As a property and business owner, you naturally want to do everything you can to provide an ADA compliant site to give people with mobility issues access to your business. You also want to be sure those out there targeting businesses for lawsuits don’t pick you!
This article covers situations that can lead to non-compliance and steps to protect yourself.
Entrance Improvements or Minor Building Additions
A new entrance and lobby is a cost-efficient approach to refresh a building’s appeal. While local building permit approvals normally address ADA codes and compliance, the tight tolerances of ADA design can easily be missed on smaller projects. It’s important to have a highly qualified contractor who fully understands ADA codes and construction.
Ensuring compliance is two-fold:
- Site design must lay out the optimal ADA parking, accessible path, signage, and pavement markings needed.
- During construction, it’s just as important for the designer’s surveyors to check the form grades prior to pouring the concrete for the pavement, curbs, and ramps.
Taking it a step further, it also makes sense to have an ADA evaluation performed of the completed improvements prior to reopening your site to ensure improvements were constructed correctly.

Minor Site Improvements Over Time
ADA exposure can also stem from gradual construction of improvements over time. For example, you may add a few new supplemental ADA accessible parking stalls to accommodate a change in numbers or circulation. While these stalls may meet striping, geometry, and signing requirements, they may not have a visual nor direct accessible path to the entrance sidewalk, which can get you a municipal violation. In many cases, remediation can be as simple as restriping other stalls, and painting an accessible path across drive aisles.

Pavement Sealing
Annual maintenance such as simply sealing parking lot pavement poses problems for ADA compliance. There is often a tendency to restripe “to fit a few more spaces.” Narrowing of spaces commonly leads to the shift of ADA stalls. While small shifts don’t seem significant, the ADA compliance dimensions and grades are strict enough that they could expose you to the potential for violations. Besides ADA compliance, the narrowing of parking stall dimensions also increases risk for municipal zoning infractions.
How to Protect Your Business and Yourself from ADA Violations
While nothing can guarantee protection from lawsuits, there are steps you can take to reduce your exposure and make your site more welcoming to potential tenants and customers. The best protection is to have an ADA expert perform an evaluation of your site. They’ll check parking spaces, ramps, signage, accessible paths, and more.
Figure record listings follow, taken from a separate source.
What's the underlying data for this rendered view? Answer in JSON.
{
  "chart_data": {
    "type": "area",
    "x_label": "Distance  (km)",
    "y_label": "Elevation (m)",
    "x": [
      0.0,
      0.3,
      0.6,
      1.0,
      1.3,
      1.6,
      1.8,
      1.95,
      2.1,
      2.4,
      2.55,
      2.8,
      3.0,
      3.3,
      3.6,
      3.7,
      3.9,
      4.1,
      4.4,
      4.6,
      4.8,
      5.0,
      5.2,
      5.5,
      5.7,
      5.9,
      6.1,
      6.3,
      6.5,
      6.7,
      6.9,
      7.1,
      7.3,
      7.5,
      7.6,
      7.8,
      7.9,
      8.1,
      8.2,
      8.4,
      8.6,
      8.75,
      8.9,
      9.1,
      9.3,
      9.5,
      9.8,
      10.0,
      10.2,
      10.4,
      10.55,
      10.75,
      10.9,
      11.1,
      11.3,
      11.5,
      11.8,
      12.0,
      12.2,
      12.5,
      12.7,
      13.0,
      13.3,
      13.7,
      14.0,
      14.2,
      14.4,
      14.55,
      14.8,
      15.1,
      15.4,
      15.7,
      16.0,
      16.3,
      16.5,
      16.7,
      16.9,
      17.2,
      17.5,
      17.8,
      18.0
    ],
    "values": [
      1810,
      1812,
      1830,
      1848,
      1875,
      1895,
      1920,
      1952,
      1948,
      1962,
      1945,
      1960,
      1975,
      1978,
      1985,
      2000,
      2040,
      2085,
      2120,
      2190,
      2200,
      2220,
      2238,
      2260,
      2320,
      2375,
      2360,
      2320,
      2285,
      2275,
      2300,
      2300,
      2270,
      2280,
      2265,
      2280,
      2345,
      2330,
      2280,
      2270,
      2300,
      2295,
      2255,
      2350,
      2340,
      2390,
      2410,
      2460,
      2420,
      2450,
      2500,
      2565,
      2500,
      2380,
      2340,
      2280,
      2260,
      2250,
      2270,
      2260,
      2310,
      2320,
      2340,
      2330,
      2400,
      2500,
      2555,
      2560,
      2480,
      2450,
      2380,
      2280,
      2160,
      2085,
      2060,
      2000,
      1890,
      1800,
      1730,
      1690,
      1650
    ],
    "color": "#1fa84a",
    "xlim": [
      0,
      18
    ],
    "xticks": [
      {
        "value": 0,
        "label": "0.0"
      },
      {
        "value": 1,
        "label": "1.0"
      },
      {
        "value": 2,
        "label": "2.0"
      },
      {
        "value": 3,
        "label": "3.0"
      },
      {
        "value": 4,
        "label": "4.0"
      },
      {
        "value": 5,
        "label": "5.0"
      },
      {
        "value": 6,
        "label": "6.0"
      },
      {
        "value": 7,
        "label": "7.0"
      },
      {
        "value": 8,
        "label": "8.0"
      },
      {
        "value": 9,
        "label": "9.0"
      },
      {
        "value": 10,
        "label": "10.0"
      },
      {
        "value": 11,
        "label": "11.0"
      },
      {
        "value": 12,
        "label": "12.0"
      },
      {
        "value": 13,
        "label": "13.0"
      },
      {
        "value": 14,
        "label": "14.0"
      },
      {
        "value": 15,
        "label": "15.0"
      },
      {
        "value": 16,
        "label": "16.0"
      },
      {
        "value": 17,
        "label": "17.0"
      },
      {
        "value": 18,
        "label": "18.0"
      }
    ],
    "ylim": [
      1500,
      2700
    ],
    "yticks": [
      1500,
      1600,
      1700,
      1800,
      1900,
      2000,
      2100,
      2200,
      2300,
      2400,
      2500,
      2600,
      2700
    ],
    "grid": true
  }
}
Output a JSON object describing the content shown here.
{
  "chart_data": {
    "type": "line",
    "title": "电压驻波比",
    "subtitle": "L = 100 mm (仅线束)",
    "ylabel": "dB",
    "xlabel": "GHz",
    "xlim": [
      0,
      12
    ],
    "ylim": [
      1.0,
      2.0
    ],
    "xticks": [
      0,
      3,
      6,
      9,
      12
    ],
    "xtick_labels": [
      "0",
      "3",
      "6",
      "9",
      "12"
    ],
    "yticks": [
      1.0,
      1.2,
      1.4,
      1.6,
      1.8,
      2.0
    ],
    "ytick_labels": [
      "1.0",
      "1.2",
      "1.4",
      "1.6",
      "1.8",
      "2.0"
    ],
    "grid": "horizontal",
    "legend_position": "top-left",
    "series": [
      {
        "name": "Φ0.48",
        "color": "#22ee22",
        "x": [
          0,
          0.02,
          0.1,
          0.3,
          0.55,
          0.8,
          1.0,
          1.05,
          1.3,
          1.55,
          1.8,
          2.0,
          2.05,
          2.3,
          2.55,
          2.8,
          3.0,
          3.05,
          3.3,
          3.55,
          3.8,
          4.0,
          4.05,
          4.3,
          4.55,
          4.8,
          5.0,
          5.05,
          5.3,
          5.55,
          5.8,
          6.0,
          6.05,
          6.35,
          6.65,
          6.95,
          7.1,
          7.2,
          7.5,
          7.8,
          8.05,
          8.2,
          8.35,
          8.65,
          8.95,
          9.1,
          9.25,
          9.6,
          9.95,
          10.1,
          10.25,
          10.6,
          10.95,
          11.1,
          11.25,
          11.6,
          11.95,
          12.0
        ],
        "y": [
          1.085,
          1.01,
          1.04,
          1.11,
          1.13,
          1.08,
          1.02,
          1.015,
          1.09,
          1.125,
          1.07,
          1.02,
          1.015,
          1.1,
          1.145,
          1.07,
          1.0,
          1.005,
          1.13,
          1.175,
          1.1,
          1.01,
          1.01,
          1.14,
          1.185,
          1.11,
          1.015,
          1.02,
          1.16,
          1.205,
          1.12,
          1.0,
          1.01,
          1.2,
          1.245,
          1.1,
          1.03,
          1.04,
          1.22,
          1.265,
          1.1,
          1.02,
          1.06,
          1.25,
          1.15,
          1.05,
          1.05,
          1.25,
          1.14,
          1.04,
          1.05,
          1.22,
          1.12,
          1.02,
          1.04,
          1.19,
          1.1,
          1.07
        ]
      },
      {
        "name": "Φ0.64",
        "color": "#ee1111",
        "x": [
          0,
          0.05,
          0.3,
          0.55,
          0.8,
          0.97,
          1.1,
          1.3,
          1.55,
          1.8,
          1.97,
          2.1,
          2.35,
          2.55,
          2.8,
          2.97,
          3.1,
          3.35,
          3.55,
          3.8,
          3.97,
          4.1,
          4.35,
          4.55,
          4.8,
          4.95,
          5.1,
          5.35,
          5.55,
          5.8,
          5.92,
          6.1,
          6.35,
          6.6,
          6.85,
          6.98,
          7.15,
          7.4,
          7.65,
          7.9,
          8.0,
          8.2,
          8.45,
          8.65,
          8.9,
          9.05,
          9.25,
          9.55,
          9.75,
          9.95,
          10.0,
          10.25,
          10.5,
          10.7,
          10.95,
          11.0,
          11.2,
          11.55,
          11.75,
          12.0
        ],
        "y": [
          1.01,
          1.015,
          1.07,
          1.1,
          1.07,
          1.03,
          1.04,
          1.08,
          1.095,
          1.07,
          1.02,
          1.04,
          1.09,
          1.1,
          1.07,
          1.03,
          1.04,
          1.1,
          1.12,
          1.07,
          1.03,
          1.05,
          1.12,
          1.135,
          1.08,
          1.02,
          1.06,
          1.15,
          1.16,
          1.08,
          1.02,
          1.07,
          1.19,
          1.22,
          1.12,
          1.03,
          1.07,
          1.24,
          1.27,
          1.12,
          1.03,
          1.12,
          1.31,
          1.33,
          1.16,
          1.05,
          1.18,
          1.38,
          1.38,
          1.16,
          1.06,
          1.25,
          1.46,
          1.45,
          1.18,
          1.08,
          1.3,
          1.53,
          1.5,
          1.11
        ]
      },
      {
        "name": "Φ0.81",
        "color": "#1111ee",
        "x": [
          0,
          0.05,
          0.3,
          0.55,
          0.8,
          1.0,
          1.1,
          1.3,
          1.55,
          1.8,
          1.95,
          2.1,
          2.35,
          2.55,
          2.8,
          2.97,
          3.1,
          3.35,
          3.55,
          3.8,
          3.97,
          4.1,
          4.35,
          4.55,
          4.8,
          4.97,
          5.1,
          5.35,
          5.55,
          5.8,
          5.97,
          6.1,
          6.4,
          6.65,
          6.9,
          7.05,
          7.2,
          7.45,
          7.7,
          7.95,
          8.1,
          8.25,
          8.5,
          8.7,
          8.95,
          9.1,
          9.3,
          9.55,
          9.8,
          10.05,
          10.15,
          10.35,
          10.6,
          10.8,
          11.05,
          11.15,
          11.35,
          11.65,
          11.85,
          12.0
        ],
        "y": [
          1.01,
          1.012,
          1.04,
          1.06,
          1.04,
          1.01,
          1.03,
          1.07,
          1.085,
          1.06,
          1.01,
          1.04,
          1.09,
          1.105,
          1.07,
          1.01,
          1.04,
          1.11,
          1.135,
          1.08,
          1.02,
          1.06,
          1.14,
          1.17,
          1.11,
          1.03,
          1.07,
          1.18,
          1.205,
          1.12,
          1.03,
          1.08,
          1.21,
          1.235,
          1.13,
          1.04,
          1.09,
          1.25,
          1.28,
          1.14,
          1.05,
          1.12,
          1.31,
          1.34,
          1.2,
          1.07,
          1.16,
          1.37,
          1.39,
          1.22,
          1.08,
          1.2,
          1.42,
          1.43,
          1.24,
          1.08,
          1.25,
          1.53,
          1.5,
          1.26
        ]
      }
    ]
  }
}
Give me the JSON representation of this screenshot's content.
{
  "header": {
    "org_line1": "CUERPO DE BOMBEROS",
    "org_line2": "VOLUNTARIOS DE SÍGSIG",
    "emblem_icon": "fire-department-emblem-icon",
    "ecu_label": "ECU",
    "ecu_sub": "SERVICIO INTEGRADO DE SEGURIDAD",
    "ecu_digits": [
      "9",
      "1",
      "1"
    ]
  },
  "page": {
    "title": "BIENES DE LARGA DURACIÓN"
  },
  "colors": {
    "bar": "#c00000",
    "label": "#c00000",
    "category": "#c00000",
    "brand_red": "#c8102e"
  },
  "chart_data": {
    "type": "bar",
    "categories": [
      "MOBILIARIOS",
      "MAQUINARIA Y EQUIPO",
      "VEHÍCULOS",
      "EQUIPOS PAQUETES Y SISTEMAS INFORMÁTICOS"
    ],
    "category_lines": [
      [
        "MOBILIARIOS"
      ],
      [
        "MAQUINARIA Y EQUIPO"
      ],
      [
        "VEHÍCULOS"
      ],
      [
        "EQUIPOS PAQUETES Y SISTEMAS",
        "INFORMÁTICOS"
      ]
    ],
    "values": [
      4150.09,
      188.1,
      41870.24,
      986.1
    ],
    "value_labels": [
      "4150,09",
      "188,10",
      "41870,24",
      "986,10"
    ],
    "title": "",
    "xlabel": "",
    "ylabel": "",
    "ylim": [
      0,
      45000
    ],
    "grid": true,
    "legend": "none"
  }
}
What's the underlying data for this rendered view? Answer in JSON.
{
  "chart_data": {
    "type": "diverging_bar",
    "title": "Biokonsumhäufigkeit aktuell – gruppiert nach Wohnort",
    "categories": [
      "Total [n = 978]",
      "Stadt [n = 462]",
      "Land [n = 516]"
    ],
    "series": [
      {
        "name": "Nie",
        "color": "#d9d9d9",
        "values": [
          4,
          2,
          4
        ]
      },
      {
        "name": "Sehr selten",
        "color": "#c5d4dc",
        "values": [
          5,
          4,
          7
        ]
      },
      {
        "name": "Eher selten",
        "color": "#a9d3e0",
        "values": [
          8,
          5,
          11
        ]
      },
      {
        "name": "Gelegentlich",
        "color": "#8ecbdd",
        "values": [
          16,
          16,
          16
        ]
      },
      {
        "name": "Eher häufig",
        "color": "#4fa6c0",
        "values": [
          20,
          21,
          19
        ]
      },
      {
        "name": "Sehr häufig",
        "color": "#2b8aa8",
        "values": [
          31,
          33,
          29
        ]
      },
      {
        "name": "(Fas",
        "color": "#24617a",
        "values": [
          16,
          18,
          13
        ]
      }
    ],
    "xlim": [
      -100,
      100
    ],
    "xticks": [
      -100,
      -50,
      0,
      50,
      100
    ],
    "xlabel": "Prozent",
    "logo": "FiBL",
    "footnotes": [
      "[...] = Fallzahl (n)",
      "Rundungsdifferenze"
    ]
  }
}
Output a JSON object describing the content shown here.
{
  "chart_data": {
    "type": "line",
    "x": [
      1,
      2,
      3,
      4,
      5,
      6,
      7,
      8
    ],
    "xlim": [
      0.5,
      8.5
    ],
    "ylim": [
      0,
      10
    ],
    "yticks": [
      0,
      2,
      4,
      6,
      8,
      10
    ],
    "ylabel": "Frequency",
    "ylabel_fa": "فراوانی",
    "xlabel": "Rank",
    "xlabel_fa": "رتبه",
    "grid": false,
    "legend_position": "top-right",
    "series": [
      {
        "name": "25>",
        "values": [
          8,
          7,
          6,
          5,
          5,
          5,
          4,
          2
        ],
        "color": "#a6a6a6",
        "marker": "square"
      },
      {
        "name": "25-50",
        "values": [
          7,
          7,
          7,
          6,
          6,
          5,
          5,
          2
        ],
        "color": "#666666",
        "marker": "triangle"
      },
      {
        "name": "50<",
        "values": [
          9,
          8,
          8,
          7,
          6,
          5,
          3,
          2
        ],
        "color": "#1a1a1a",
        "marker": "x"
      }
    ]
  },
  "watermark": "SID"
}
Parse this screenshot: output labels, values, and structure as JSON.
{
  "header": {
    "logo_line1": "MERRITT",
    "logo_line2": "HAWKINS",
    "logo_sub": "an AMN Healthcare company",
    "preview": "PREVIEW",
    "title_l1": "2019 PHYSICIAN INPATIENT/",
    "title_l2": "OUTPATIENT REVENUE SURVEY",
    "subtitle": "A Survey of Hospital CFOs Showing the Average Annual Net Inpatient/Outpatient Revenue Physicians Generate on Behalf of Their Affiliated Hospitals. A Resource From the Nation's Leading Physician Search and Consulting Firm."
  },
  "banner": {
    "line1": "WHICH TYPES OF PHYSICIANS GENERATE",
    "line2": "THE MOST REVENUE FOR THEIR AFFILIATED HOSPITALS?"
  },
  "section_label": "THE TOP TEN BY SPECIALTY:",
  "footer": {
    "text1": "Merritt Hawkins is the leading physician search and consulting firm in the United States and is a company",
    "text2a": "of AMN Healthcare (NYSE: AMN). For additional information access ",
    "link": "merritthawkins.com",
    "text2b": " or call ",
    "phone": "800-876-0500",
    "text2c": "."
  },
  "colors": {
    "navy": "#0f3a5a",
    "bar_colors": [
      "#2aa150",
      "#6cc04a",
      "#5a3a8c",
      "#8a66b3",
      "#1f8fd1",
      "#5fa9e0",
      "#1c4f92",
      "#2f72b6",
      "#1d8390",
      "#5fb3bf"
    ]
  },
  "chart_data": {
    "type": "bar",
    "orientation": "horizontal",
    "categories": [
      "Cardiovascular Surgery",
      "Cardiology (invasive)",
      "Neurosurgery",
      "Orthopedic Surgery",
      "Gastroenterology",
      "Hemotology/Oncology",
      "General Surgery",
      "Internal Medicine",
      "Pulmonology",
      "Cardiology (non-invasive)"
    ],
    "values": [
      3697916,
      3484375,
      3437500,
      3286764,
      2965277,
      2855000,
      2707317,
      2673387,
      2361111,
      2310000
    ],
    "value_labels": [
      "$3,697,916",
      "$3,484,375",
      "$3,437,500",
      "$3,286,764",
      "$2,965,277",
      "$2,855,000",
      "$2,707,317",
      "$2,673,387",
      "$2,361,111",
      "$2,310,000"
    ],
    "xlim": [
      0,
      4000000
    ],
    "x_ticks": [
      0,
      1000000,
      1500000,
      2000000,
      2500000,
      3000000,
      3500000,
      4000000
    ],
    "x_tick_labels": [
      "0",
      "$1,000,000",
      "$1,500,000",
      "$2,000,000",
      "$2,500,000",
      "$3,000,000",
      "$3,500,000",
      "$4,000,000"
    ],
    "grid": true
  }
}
Surprisingly even new construction may not meet ADA thresholds. We’ve reviewed many new construction designs that have required additional steps or re-construction to protect them from potential lawsuits.
What to Do If You Get an ADA Lawsuit or Violation
If you are hit with a lawsuit or violation fine, you should have an ADA expert examine the violations and site conditions, because they may not be identified correctly. In these cases, a simple site investigation and preparation of an exhibit can assist the defense, and explain how to achieve ADA compliance. In most cases a combination of selective line striping, regrading, and perhaps additional signage can help you reach compliance and avoid additional future lawsuits.